The pennies are back, but not on the bar like in the original space. In this iteration of B&TB the pennies cover the floor in the back hallway which leads to 8 single non-gendered bathrooms. Each one has a different design and tile work.
There are more things to come! This area along the side of the building will become patio seating some time this summer. While they have to cut down some of the birch trees to make it work, they are replanting with oak trees.
And that Phase 2 room behind the sheeting? In the coming weeks, that will become the Char Bar. The separate cocktail room will focus on whiskey and have its own menu, much like how Parlour Bar lives with Borough down the street. There are a lot of cool design elements planned with cigar boxes and suitcases, but all I was allowed to snap was the cool lighting. Stay tuned for that!

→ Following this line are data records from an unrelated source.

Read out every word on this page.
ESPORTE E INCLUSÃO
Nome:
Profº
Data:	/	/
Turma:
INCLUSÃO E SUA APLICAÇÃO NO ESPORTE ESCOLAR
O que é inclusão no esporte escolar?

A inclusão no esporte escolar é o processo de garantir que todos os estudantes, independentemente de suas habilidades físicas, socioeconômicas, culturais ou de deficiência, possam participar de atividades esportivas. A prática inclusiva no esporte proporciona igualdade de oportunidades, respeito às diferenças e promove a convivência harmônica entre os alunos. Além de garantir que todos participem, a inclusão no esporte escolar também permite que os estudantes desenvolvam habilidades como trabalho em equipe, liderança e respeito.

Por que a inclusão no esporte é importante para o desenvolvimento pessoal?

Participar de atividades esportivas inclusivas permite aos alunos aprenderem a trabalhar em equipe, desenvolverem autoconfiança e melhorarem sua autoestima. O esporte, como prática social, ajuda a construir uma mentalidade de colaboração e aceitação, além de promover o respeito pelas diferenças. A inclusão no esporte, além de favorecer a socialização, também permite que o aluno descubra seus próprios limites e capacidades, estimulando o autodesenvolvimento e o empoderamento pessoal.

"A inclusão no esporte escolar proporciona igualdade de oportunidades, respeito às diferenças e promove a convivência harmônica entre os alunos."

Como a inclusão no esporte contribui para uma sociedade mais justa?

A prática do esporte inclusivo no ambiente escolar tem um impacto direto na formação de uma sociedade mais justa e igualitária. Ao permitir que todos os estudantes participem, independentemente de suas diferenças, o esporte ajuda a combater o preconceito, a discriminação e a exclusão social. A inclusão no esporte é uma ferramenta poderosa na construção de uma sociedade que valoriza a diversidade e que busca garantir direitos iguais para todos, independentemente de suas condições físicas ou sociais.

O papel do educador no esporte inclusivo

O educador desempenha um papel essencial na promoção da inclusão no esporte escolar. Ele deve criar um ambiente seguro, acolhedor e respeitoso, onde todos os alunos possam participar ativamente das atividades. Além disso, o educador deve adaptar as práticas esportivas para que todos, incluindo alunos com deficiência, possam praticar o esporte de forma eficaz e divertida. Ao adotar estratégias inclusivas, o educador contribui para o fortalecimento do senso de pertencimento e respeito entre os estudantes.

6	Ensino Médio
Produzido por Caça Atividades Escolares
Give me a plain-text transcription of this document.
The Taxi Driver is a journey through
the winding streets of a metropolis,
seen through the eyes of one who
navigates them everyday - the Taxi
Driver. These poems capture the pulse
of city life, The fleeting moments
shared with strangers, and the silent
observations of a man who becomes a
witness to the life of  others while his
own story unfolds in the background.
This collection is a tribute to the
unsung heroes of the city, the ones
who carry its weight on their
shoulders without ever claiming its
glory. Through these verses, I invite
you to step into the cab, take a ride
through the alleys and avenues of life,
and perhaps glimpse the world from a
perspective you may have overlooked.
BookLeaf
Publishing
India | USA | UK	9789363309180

There’s this snuggy banquette in the front room that I feel like might be the best seat in the house. Though, we’ll see what that means to whomever comes in. Little design touches like that, with mismatched chairs and hidden charging sockets along the bar, are the moments and textures that Frederick and his team bring to the places they open. It’s especially important here, because their mission is to honor a titan of the dining scene, while remaining true to themselves and their own vision. “The menu has some of the classic favorites, but it’s not a recreation of the old menu with stuff added on,” partner Mike DeCamp told me. “We’re hoping we’ve created something that maybe Jack would have done if he was opening Butcher & The Boar in 2023.” Honoring the past with a forward gaze. Evolution, then, is the name of this game.
Soft open parties are happening, but you can reserve for the February 7th opening night. Or, the bar will always be walk-in friendly.